O halde Hak teâlâ'nın ayetteki bu ifadesi, "Allah'ın, itaat edeceğini bildiği kimselerden itaat sâdır olur. Böylece de, bu ilim sayesinde onun itaatkâr olduğu anlaşılır" manasında olur; "Yalana olanları da bilir" ifadesi de, "Kim ben mü'minim der, ibadetler farz kılındığında doğruluğunu gösterirse, ondan bu zuhur eder, bu bilinir. Kim de "Ben mü'minim" der, ama münafık olursa, ondan da bu münafıklık zuhur eder, bu bilinir" manasında olur.

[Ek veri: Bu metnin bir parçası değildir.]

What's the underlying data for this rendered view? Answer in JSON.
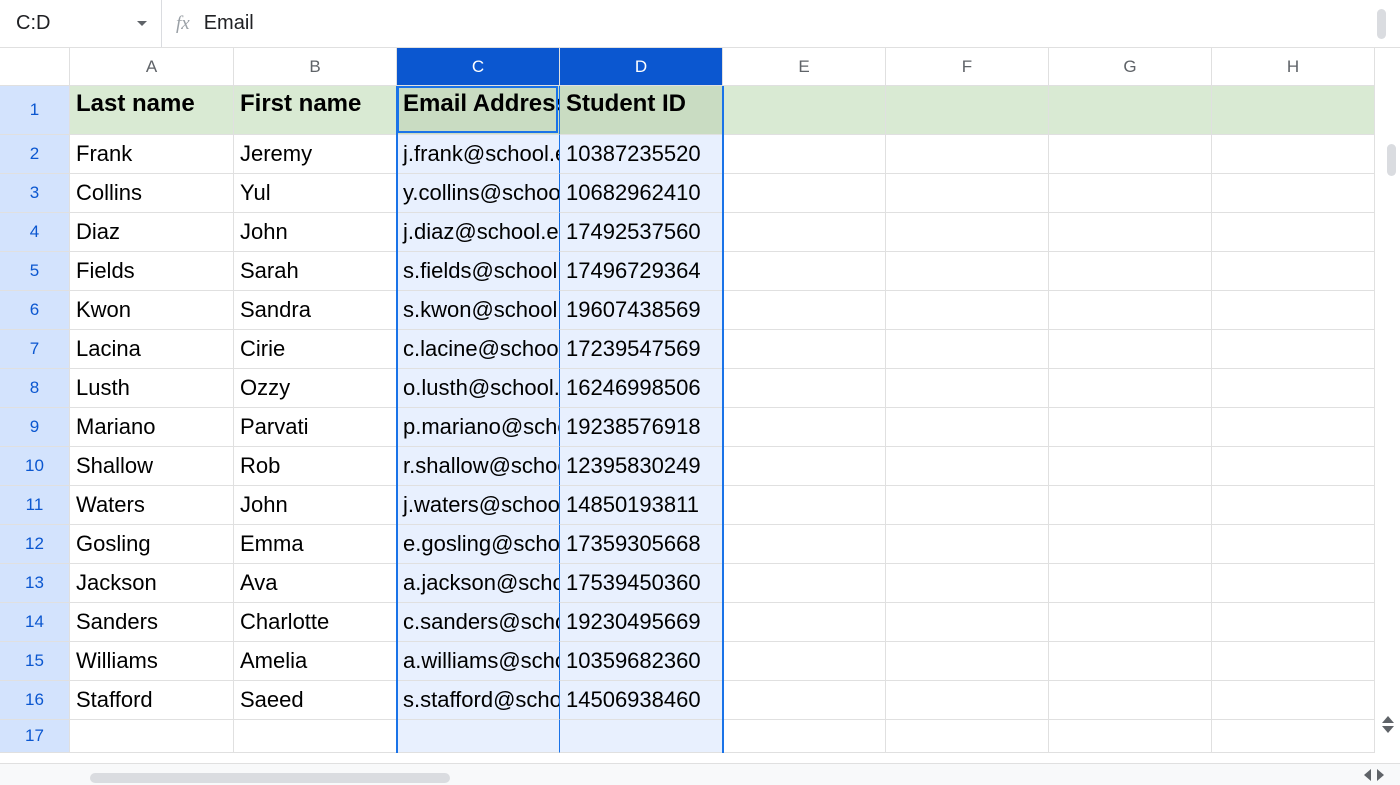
{
  "namebox": "C:D",
  "formula": "Email",
  "fx_label": "fx",
  "columns": [
    {
      "label": "A",
      "width": 164,
      "selected": false
    },
    {
      "label": "B",
      "width": 163,
      "selected": false
    },
    {
      "label": "C",
      "width": 163,
      "selected": true
    },
    {
      "label": "D",
      "width": 163,
      "selected": true
    },
    {
      "label": "E",
      "width": 163,
      "selected": false
    },
    {
      "label": "F",
      "width": 163,
      "selected": false
    },
    {
      "label": "G",
      "width": 163,
      "selected": false
    },
    {
      "label": "H",
      "width": 163,
      "selected": false
    }
  ],
  "header_row_height": 49,
  "data_row_height": 39,
  "empty_row_height": 33,
  "row_numbers": [
    1,
    2,
    3,
    4,
    5,
    6,
    7,
    8,
    9,
    10,
    11,
    12,
    13,
    14,
    15,
    16,
    17
  ],
  "headers": [
    "Last name",
    "First name",
    "Email Address",
    "Student ID"
  ],
  "rows": [
    [
      "Frank",
      "Jeremy",
      "j.frank@school.edu",
      "10387235520"
    ],
    [
      "Collins",
      "Yul",
      "y.collins@school.edu",
      "10682962410"
    ],
    [
      "Diaz",
      "John",
      "j.diaz@school.edu",
      "17492537560"
    ],
    [
      "Fields",
      "Sarah",
      "s.fields@school.edu",
      "17496729364"
    ],
    [
      "Kwon",
      "Sandra",
      "s.kwon@school.edu",
      "19607438569"
    ],
    [
      "Lacina",
      "Cirie",
      "c.lacine@school.edu",
      "17239547569"
    ],
    [
      "Lusth",
      "Ozzy",
      "o.lusth@school.edu",
      "16246998506"
    ],
    [
      "Mariano",
      "Parvati",
      "p.mariano@school.edu",
      "19238576918"
    ],
    [
      "Shallow",
      "Rob",
      "r.shallow@school.edu",
      "12395830249"
    ],
    [
      "Waters",
      "John",
      "j.waters@school.edu",
      "14850193811"
    ],
    [
      "Gosling",
      "Emma",
      "e.gosling@school.edu",
      "17359305668"
    ],
    [
      "Jackson",
      "Ava",
      "a.jackson@school.edu",
      "17539450360"
    ],
    [
      "Sanders",
      "Charlotte",
      "c.sanders@school.edu",
      "19230495669"
    ],
    [
      "Williams",
      "Amelia",
      "a.williams@school.edu",
      "10359682360"
    ],
    [
      "Stafford",
      "Saeed",
      "s.stafford@school.edu",
      "14506938460"
    ]
  ],
  "email_truncated": [
    "j.frank@schoo",
    "y.collins@sch",
    "j.diaz@schoo",
    "s.fields@scho",
    "s.kwon@scho",
    "c.lacine@sch",
    "o.lusth@scho",
    "p.mariano@s",
    "r.shallow@scl",
    "j.waters@sch",
    "e.gosling@sc",
    "a.jackson@sc",
    "c.sanders@s",
    "a.williams@sc",
    "s.stafford@sc"
  ]
}
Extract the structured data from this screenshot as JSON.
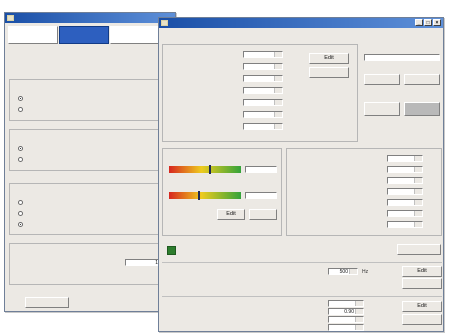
{
  "back_window": {
    "title": "",
    "steps": [
      {
        "label": ""
      },
      {
        "label": ""
      },
      {
        "label": ""
      }
    ],
    "headline1": "",
    "headline2": "",
    "group_machine_control": {
      "label": "",
      "prompt": "",
      "options": [
        "",
        ""
      ]
    },
    "group_offset_load": {
      "label": "",
      "prompt": "",
      "options": [
        "",
        ""
      ]
    },
    "group_rigidity": {
      "label": "",
      "prompt": "",
      "options": [
        "",
        "",
        ""
      ]
    },
    "group_accuracy": {
      "label": "",
      "prompt": "",
      "field_label": "",
      "value": "1.00",
      "range": ""
    },
    "next_button": ""
  },
  "front_window": {
    "title": "",
    "amp_label": "",
    "amp_value": "",
    "amp_id": "",
    "group_operation": {
      "label": "",
      "rows": [
        {
          "label": "",
          "value": "",
          "unit": ""
        },
        {
          "label": "",
          "value": "",
          "unit": ""
        },
        {
          "label": "",
          "value": "",
          "unit": ""
        },
        {
          "label": "",
          "value": "",
          "unit": ""
        },
        {
          "label": "",
          "value": "",
          "unit": ""
        },
        {
          "label": "",
          "value": "",
          "unit": ""
        },
        {
          "label": "",
          "value": "",
          "unit": ""
        }
      ],
      "edit_button": "Edit",
      "cancel_button": ""
    },
    "right_panel": {
      "label1": "",
      "label2": "",
      "btn_on": "",
      "btn_off": "",
      "label3": "",
      "btn_start": "",
      "btn_stop": ""
    },
    "group_basic": {
      "label": "",
      "gauge1_label": "",
      "gauge1_fill": 0.55,
      "gauge2_label": "",
      "gauge2_fill": 0.4,
      "edit_button": "Edit",
      "cancel_button": ""
    },
    "group_gain": {
      "label": "",
      "rows": [
        {
          "label": "",
          "value": "",
          "unit": ""
        },
        {
          "label": "",
          "value": "",
          "unit": ""
        },
        {
          "label": "",
          "value": "",
          "unit": ""
        },
        {
          "label": "",
          "value": "",
          "unit": ""
        },
        {
          "label": "",
          "value": "",
          "unit": ""
        },
        {
          "label": "",
          "value": "",
          "unit": ""
        },
        {
          "label": "",
          "value": "",
          "unit": ""
        }
      ]
    },
    "adjust_label": "",
    "check_text1": "",
    "check_text2": "",
    "operation_button": "",
    "freq_row": {
      "label": "",
      "value": "500",
      "unit": "Hz",
      "edit_button": "Edit",
      "cancel_button": ""
    },
    "vib_rows": [
      {
        "label": "",
        "value": ""
      },
      {
        "label": "",
        "value": "0.90",
        "unit": ""
      },
      {
        "label": "",
        "value": "",
        "unit": ""
      },
      {
        "label": "",
        "value": "",
        "unit": ""
      }
    ],
    "vib_edit_button": "Edit",
    "vib_cancel_button": ""
  }
}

Ayetteki, "sadık (doğru) olanlar" kelimesinin fiil sıgasıyla, "yalancılar" kelimesinin de isim sigasıyla getirilmesinin lafızdaki ihtilafın fesahata delalet etmesinin yanı sıra şöyle bir faydası vardır: "İsm-i fail, pekçok yerde, ifade ettiği işin, failde mevcut olduğuna ve onda kök saldığına delalet ettiği halde, mazî fiil buna delalet etmez. Nitekim Arapça'da, "Falanca içki İçti". "Falanca içki içendir" ve "Falancanın emri geçerli oldu" ve "Falancanın emri geçerlidir" denilir. Fiil sigasında tekrar ve o işin kök saldığı manası anlaşılmadığı halde, ism-i failden bu anlaşılır. Bunun böyle olduğu sabit olunca diyoruz ki: Bu ayet indiğinde, mükellefiyetin başlangıcında İslâm'a hemen girecek olanlar ile, küfrünü sürdürüp gidecek olanlardan söz etmiştir. Böylece de mü'minler hakkında fiil sigasıyla, "yani onlardan doğruluk sâdır olan kimseler" buyurmuş, kâfirler hakkında da, devamı ve sürekliliği haber veren siga ile, "yalancılar" (Kazibin) demiştir. İşte bundan ötürü, "Doğruluklarının doğrulara (sadıklara) fayda verdiği o gün... "(Maide, 119) buyurarak, burada ism-i fail sigası getirilmiştir. Çünkü bahsedilen o günde sadakat, artık mü'minlerin kalbine kök satmıştır. O gün de âhiret günüdür. Fakat bu durum, İslâm'ın başlangıcında böyle değildir.